Yellow sabot near the tip of the round

In brass-colored casings:
| Color coding | Velocity |
|---|---|
| Gray | 315 ft/s (96 m/s) |
| Brown | 385 ft/s (117 m/s) |
| Green | 490 ft/s (150 m/s) |
| Yellow | 575 ft/s (175 m/s) |
| Red | 675 ft/s (206 m/s) |
| Purple | 755 ft/s (230 m/s) |

In nickel (silver-colored) casings:
| Color coding | Velocity |
|---|---|
| Gray | 845 ft/s (258 m/s) |
| Brown | 935 ft/s (285 m/s) |
| Green | 1,025 ft/s (312 m/s) |
| Yellow | 1,115 ft/s (340 m/s) |
| Red | 1,205 ft/s (367 m/s) |
| Purple | 1,295 ft/s (395 m/s) |

The three single-shot strengths or colors typically sold to the general public are brown, green, and yellow in brass-colored casings.

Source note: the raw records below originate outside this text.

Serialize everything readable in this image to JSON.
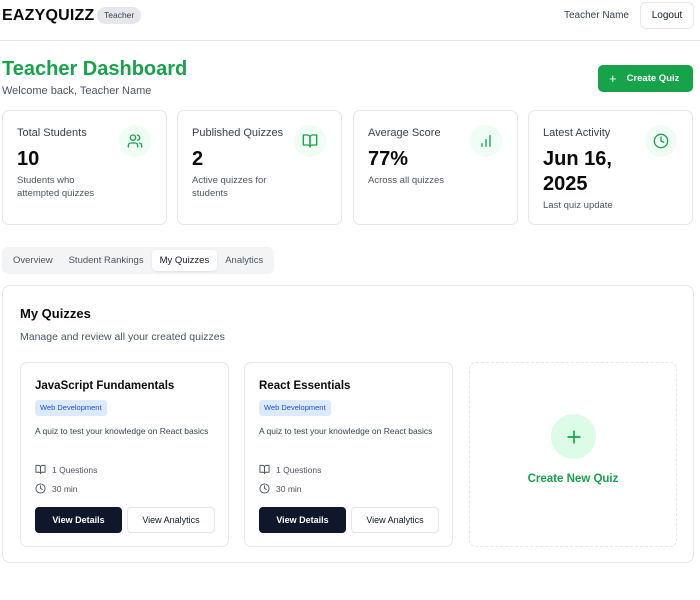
{
  "header": {
    "brand": "EAZYQUIZZ",
    "role_badge": "Teacher",
    "user_name": "Teacher Name",
    "logout_label": "Logout"
  },
  "title": {
    "heading": "Teacher Dashboard",
    "welcome": "Welcome back, Teacher Name",
    "create_button": "Create Quiz"
  },
  "stats": [
    {
      "label": "Total Students",
      "value": "10",
      "sub": "Students who attempted quizzes",
      "icon": "users-icon"
    },
    {
      "label": "Published Quizzes",
      "value": "2",
      "sub": "Active quizzes for students",
      "icon": "book-open-icon"
    },
    {
      "label": "Average Score",
      "value": "77%",
      "sub": "Across all quizzes",
      "icon": "bar-chart-icon"
    },
    {
      "label": "Latest Activity",
      "value": "Jun 16, 2025",
      "sub": "Last quiz update",
      "icon": "clock-icon"
    }
  ],
  "tabs": [
    {
      "label": "Overview",
      "active": false
    },
    {
      "label": "Student Rankings",
      "active": false
    },
    {
      "label": "My Quizzes",
      "active": true
    },
    {
      "label": "Analytics",
      "active": false
    }
  ],
  "panel": {
    "title": "My Quizzes",
    "subtitle": "Manage and review all your created quizzes"
  },
  "quizzes": [
    {
      "title": "JavaScript Fundamentals",
      "tag": "Web Development",
      "description": "A quiz to test your knowledge on React basics",
      "questions": "1 Questions",
      "duration": "30 min",
      "view_details": "View Details",
      "view_analytics": "View Analytics"
    },
    {
      "title": "React Essentials",
      "tag": "Web Development",
      "description": "A quiz to test your knowledge on React basics",
      "questions": "1 Questions",
      "duration": "30 min",
      "view_details": "View Details",
      "view_analytics": "View Analytics"
    }
  ],
  "new_quiz": {
    "label": "Create New Quiz"
  },
  "colors": {
    "brand_green": "#16a34a",
    "dark_button": "#0f172a",
    "tag_bg": "#dbeafe",
    "tag_text": "#1d4ed8"
  }
}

Not all powder-actuated tools are rated for high-capacity charges—the strongest charge (nickel-purple at 1295 ft/s), for example, is dangerous in a tool not rated for the high pressures it generates. The table above is for a 350 gr slug from a test device.

== Safety and regulation ==

As with their air-actuated cousins, powder-actuated guns have a muzzle safety interlock. If the muzzle is not pressed against a surface with sufficient force, the firing pin is blocked and cannot reach the load to fire it. This helps ensure that the gun does not discharge in an unsafe manner, causing the nail to become an unrestrained projectile.

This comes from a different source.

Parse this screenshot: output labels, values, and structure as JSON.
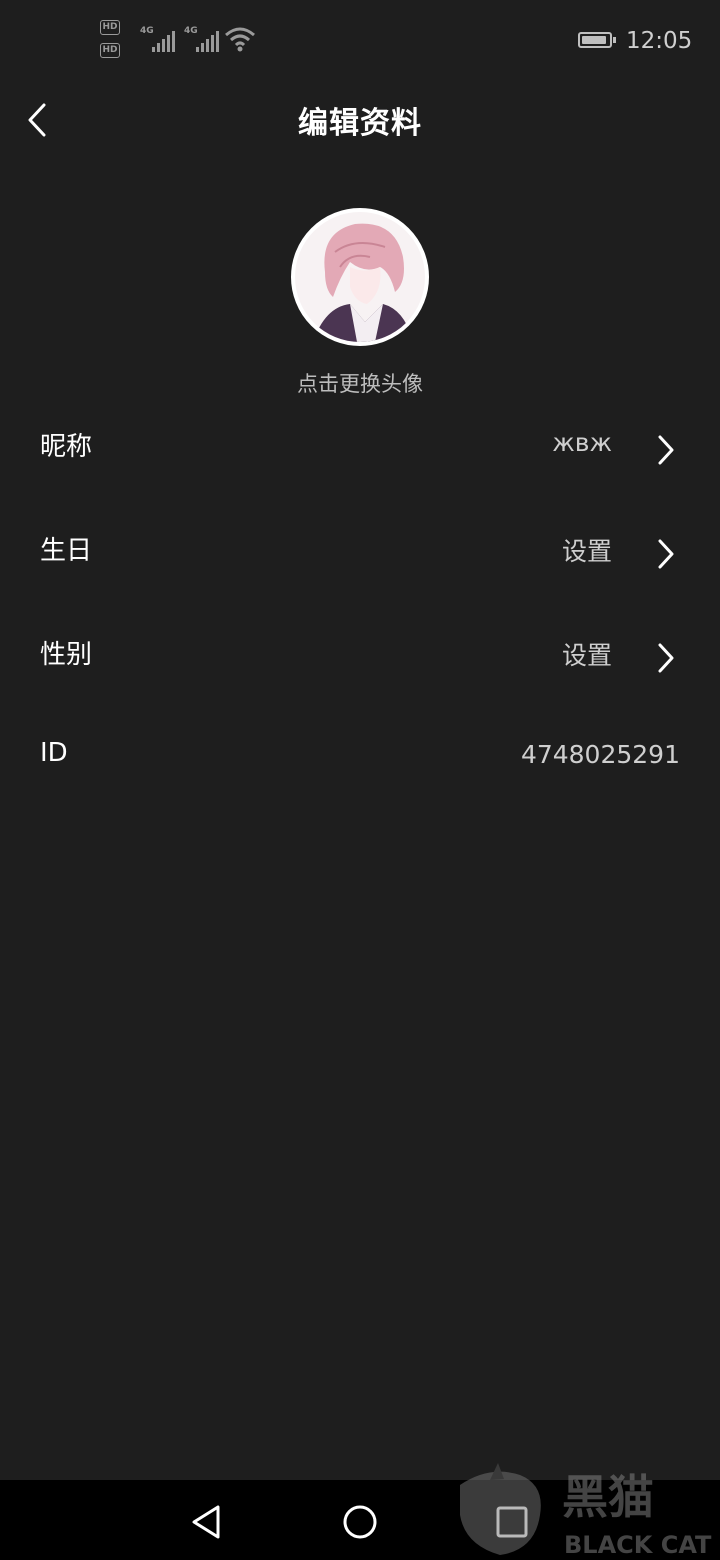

Due to their potential for causing personal injury, OSHA regulations in the US require certification specific to the tool being used before any person is permitted to rent or use powder-actuated equipment. Most manufacturers of powder-actuated nail guns offer training and certification, some with no further charge online testing. In addition, special instruction is necessary if the prospective user is unable to distinguish colors used in the color code system that identifies proper power levels. Most certifications are accepted for life; however, in California they must be renewed every three years.